Tonkin Zulaikha Greer were engaged by the City of Sydney to undertake the adaptive reuse of the reservoir as an urban park. Together with Anton James Landscape Architects they have inserted a sunken garden into the remains of the western chamber and left the interior of the eastern basin as a large column-filled space. A park sloping up from Oxford Street sits over the eastern basin and vaulted aluminium sun shading, patterned to mimic the brickwork below, hover over signalling the submerged park to Oxford Street and in their filigree provide some contrast to the otherwise robust detailing of the project.

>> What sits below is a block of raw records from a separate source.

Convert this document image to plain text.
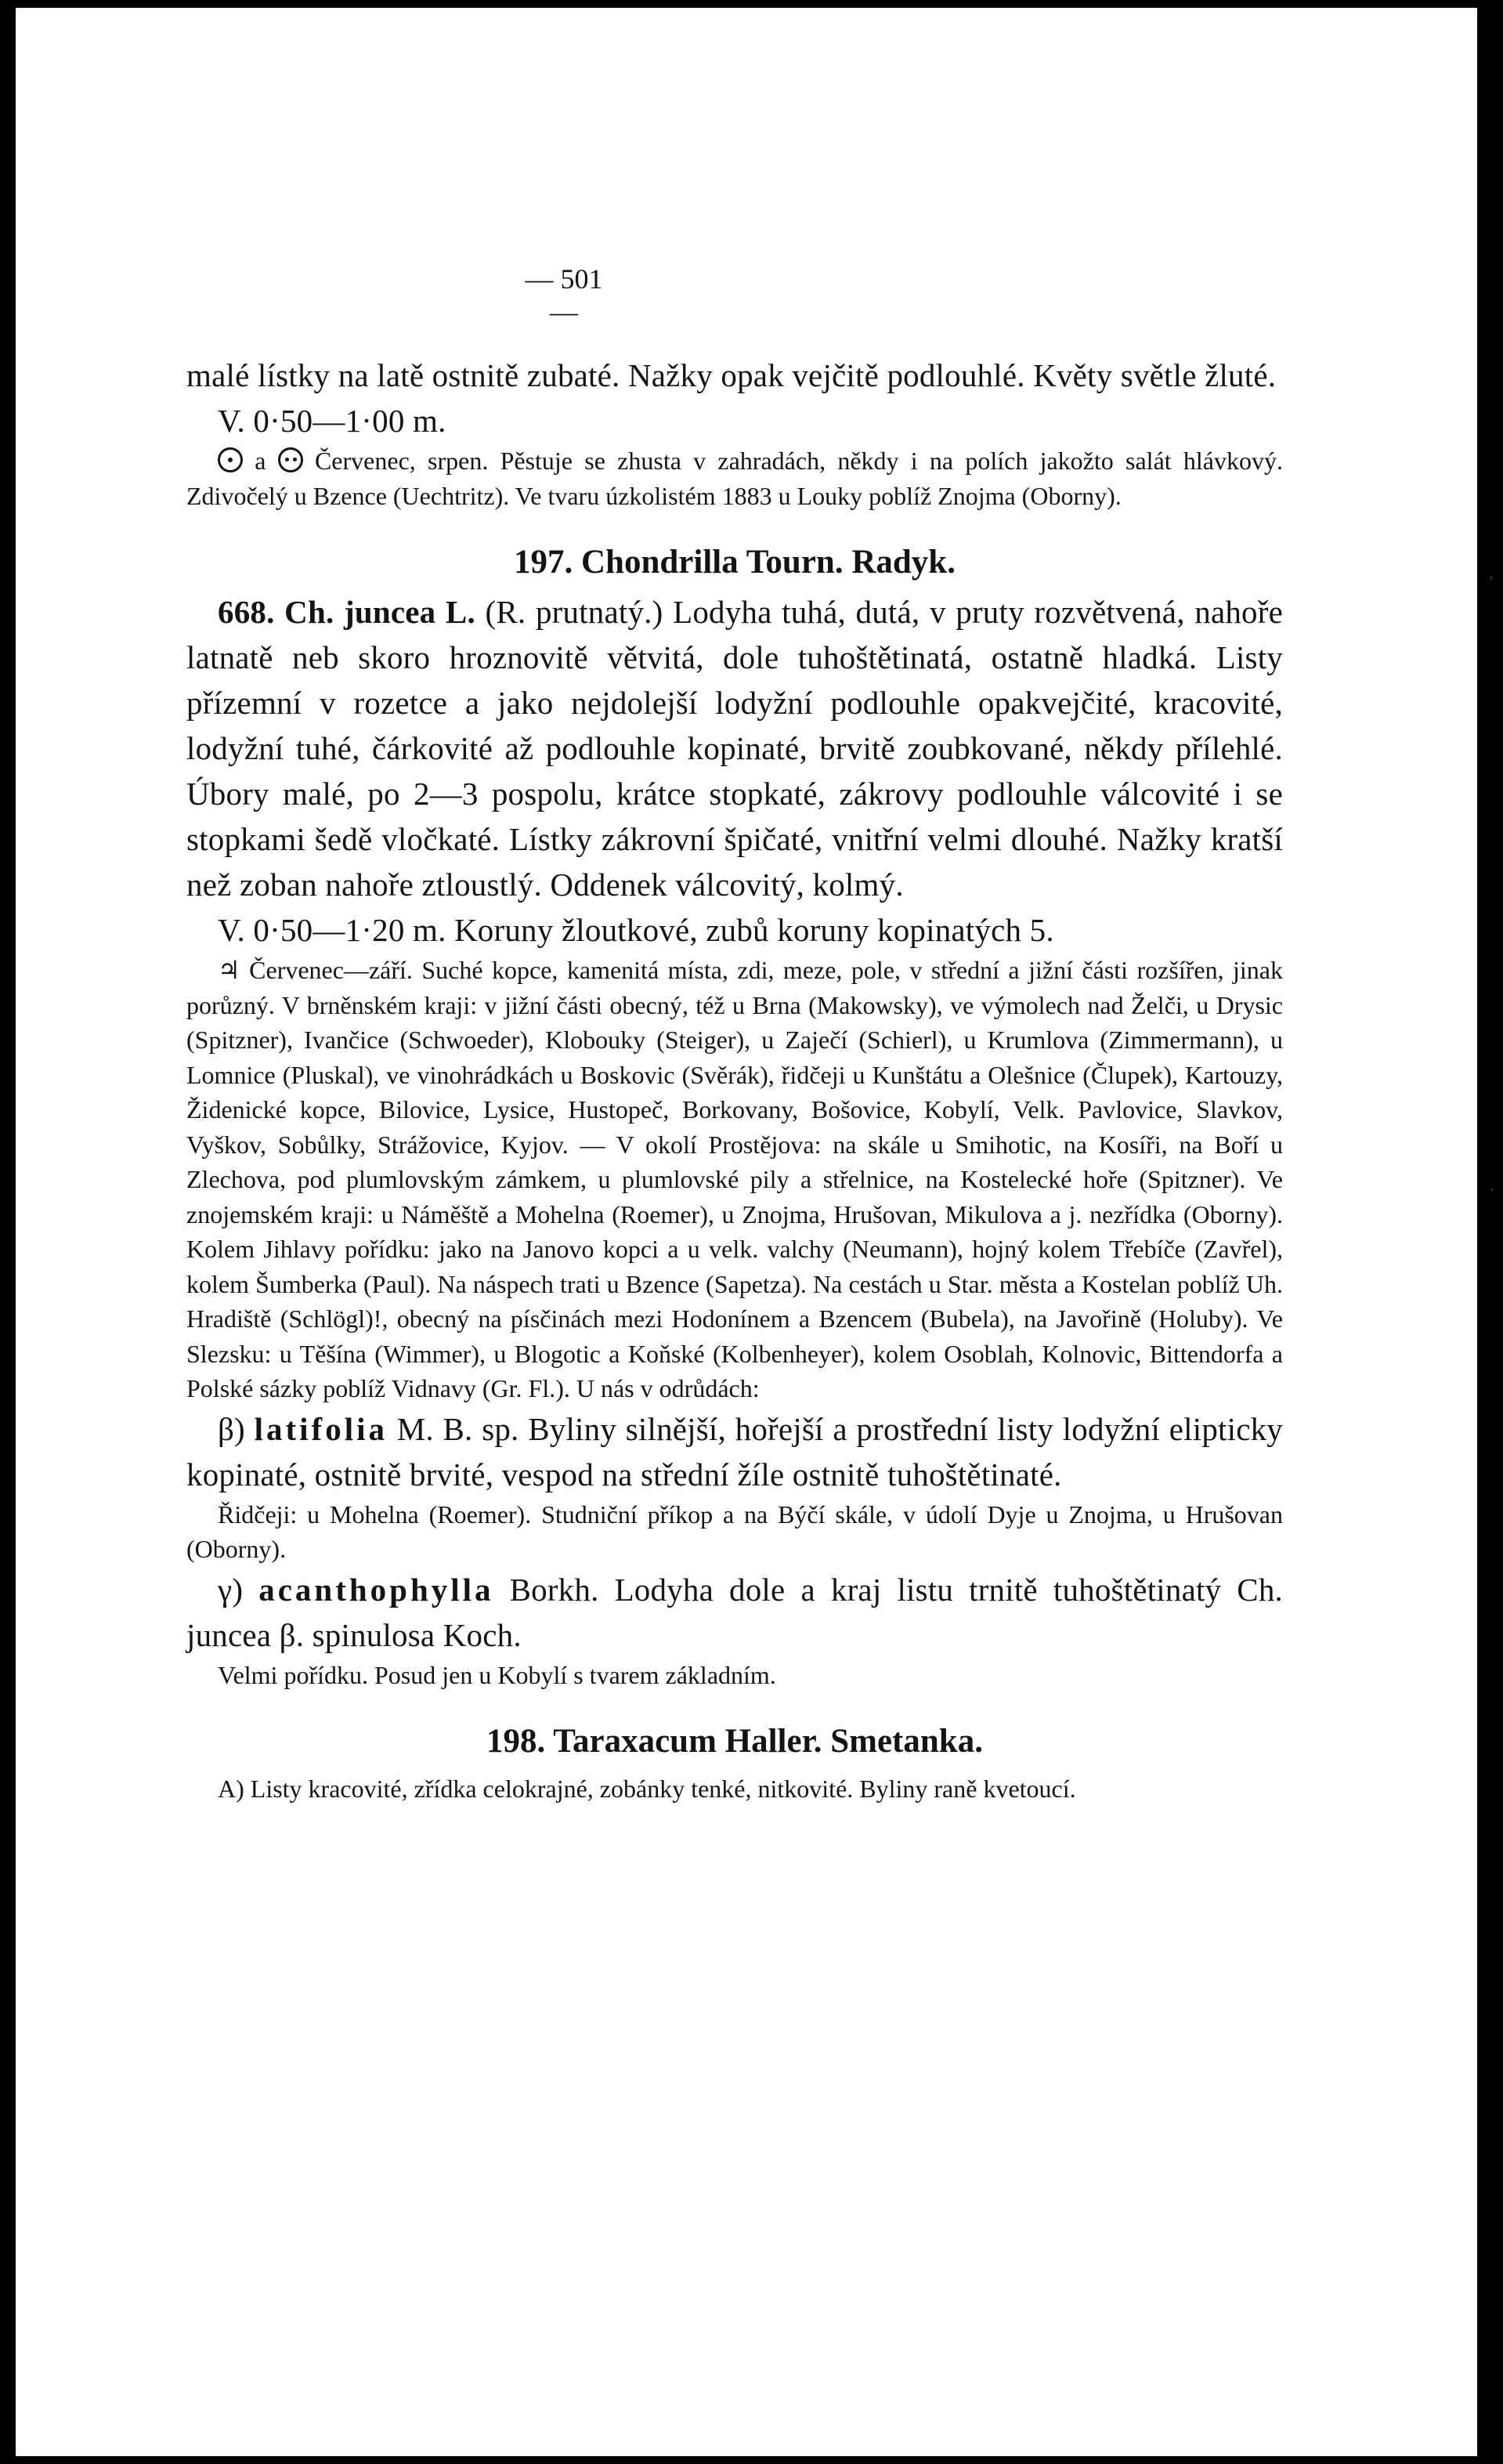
'
.
— 501 —

malé lístky na latě ostnitě zubaté. Nažky opak vejčitě podlouhlé. Květy světle žluté.

V. 0·50—1·00 m.

a Červenec, srpen. Pěstuje se zhusta v zahradách, někdy i na polích jakožto salát hlávkový. Zdivočelý u Bzence (Uechtritz). Ve tvaru úzkolistém 1883 u Louky poblíž Znojma (Oborny).

197. Chondrilla Tourn. Radyk.

668. Ch. juncea L. (R. prutnatý.) Lodyha tuhá, dutá, v pruty rozvětvená, nahoře latnatě neb skoro hroznovitě větvitá, dole tuhoštětinatá, ostatně hladká. Listy přízemní v rozetce a jako nejdolejší lodyžní podlouhle opakvejčité, kracovité, lodyžní tuhé, čárkovité až podlouhle kopinaté, brvitě zoubkované, někdy přílehlé. Úbory malé, po 2—3 pospolu, krátce stopkaté, zákrovy podlouhle válcovité i se stopkami šedě vločkaté. Lístky zákrovní špičaté, vnitřní velmi dlouhé. Nažky kratší než zoban nahoře ztloustlý. Oddenek válcovitý, kolmý.

V. 0·50—1·20 m. Koruny žloutkové, zubů koruny kopinatých 5.

♃ Červenec—září. Suché kopce, kamenitá místa, zdi, meze, pole, v střední a jižní části rozšířen, jinak porůzný. V brněnském kraji: v jižní části obecný, též u Brna (Makowsky), ve výmolech nad Želči, u Drysic (Spitzner), Ivančice (Schwoeder), Klobouky (Steiger), u Zaječí (Schierl), u Krumlova (Zimmermann), u Lomnice (Pluskal), ve vinohrádkách u Boskovic (Svěrák), řidčeji u Kunštátu a Olešnice (Člupek), Kartouzy, Židenické kopce, Bilovice, Lysice, Hustopeč, Borkovany, Bošovice, Kobylí, Velk. Pavlovice, Slavkov, Vyškov, Sobůlky, Strážovice, Kyjov. — V okolí Prostějova: na skále u Smihotic, na Kosíři, na Boří u Zlechova, pod plumlovským zámkem, u plumlovské pily a střelnice, na Kostelecké hoře (Spitzner). Ve znojemském kraji: u Náměště a Mohelna (Roemer), u Znojma, Hrušovan, Mikulova a j. nezřídka (Oborny). Kolem Jihlavy pořídku: jako na Janovo kopci a u velk. valchy (Neumann), hojný kolem Třebíče (Zavřel), kolem Šumberka (Paul). Na náspech trati u Bzence (Sapetza). Na cestách u Star. města a Kostelan poblíž Uh. Hradiště (Schlögl)!, obecný na písčinách mezi Hodonínem a Bzencem (Bubela), na Javořině (Holuby). Ve Slezsku: u Těšína (Wimmer), u Blogotic a Koňské (Kolbenheyer), kolem Osoblah, Kolnovic, Bittendorfa a Polské sázky poblíž Vidnavy (Gr. Fl.). U nás v odrůdách:

β) latifolia M. B. sp. Byliny silnější, hořejší a prostřední listy lodyžní elipticky kopinaté, ostnitě brvité, vespod na střední žíle ostnitě tuhoštětinaté.

Řidčeji: u Mohelna (Roemer). Studniční příkop a na Býčí skále, v údolí Dyje u Znojma, u Hrušovan (Oborny).

γ) acanthophylla Borkh. Lodyha dole a kraj listu trnitě tuhoštětinatý Ch. juncea β. spinulosa Koch.

Velmi pořídku. Posud jen u Kobylí s tvarem základním.

198. Taraxacum Haller. Smetanka.

A) Listy kracovité, zřídka celokrajné, zobánky tenké, nitkovité. Byliny raně kvetoucí.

I am reminded of Peter Zumthor’s recent project in Cologne, where the integration of a gallery onto the 19th century museum was an act of grafting rather than the removable bolt-on addition to an historic relic. New walls were laid directly onto the ruins below creating a new entity as a monolithic whole. At Paddington Reservoir, a similar tectonic is at play; the brick arches, requiring a binding agent to keep them standing, are covered by deep slabs of concrete. The permanent melding of two eras of construction.

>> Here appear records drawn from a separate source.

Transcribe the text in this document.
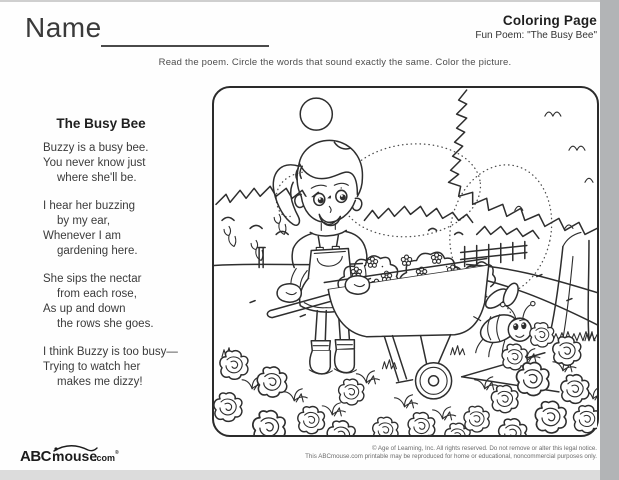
Name	Coloring Page
Fun Poem: "The Busy Bee"
Read the poem. Circle the words that sound exactly the same. Color the picture.
The Busy Bee
Buzzy is a busy bee.
You never know just
where she'll be.
I hear her buzzing
by my ear,
Whenever I am
gardening here.
She sips the nectar
from each rose,
As up and down
the rows she goes.
I think Buzzy is too busy—
Trying to watch her
makes me dizzy!
ABC mouse
.com ®
© Age of Learning, Inc. All rights reserved. Do not remove or alter this legal notice.
This ABCmouse.com printable may be reproduced for home or educational, noncommercial purposes only.
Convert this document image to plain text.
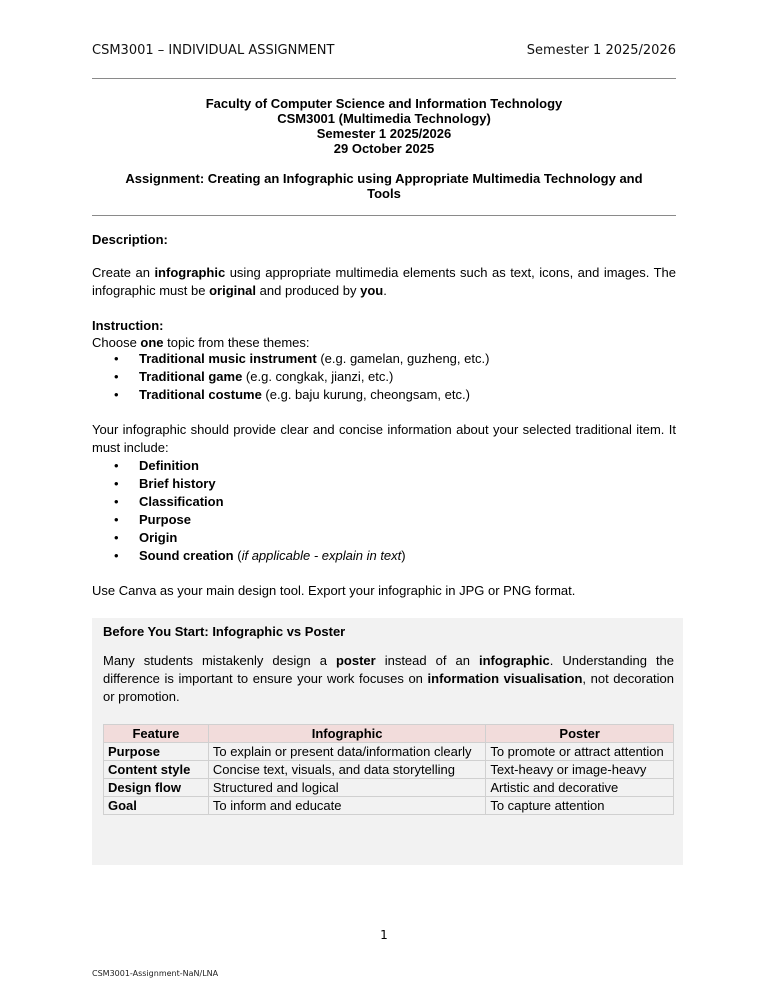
CSM3001 – INDIVIDUAL ASSIGNMENT	Semester 1 2025/2026
Faculty of Computer Science and Information Technology
CSM3001 (Multimedia Technology)
Semester 1 2025/2026
29 October 2025
Assignment: Creating an Infographic using Appropriate Multimedia Technology and
Tools
Description:
Create an infographic using appropriate multimedia elements such as text, icons, and images. The infographic must be original and produced by you.
Instruction:
Choose one topic from these themes:
• Traditional music instrument (e.g. gamelan, guzheng, etc.)
• Traditional game (e.g. congkak, jianzi, etc.)
• Traditional costume (e.g. baju kurung, cheongsam, etc.)
Your infographic should provide clear and concise information about your selected traditional item. It must include:
• Definition
• Brief history
• Classification
• Purpose
• Origin
• Sound creation (if applicable - explain in text)
Use Canva as your main design tool. Export your infographic in JPG or PNG format.
Before You Start: Infographic vs Poster
Many students mistakenly design a poster instead of an infographic. Understanding the difference is important to ensure your work focuses on information visualisation, not decoration or promotion.
Feature	Infographic	Poster
Purpose	To explain or present data/information clearly	To promote or attract attention
Content style	Concise text, visuals, and data storytelling	Text-heavy or image-heavy
Design flow	Structured and logical	Artistic and decorative
Goal	To inform and educate	To capture attention
1
CSM3001-Assignment-NaN/LNA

In the repetition and amplification of the arch motif in the concrete there are also allusions to the work of Italian modernist Carlo Scarpa and while the project demonstrates an exposition of what came before through similar tectonic means, as project director Tim Greer makes clear, the architect operating under the lump-sum design and construct contract has few of the luxuries Scarpa shared in dealing directly with master craftsmen on site over the course a buildings making.
Here, the architects developed a comprehensive strategy for interventions at the Reservoir to accommodate the inevitable quirks and dodgy structure that may give way over the course of the construction. So concrete running perpendicular to Oxford Street traces and repeats the neat line of the brick arches, while concrete that runs lengthways runs a ragged line of best fit. Likewise, balustrades running around the park are vertical or wonky depending on their orientation to the street. The palette has been restrained to steel, timber and concrete and where possible existing surfaces have been left untouched.
In its current state, the Paddington Reservoir has a charming purposelessness. For a park it is a lot like a building, and for a building there is not a great deal it accommodates. There are plans – as there always are – for a cafe along with amenities that will allow more varied uses to take place; a good thing as it is a space perfectly suited for a number of activities beyond pleasant walks, much like TZG’s other recent project in similar circumstances, Carriageworks at Eveleigh that is now as much a market hall and site for hip hop and graffiti art showcases as it is a theatre.
Sydney is not short of opportunities like the Paddington Reservoir, and it is a credit to the City of Sydney Council that they have invested in this project, a park within a ruin, replacing hydro-distribution hub with public infrastructure, that will hopefully find itself the scene of much activity before it is adapted once again in its future life.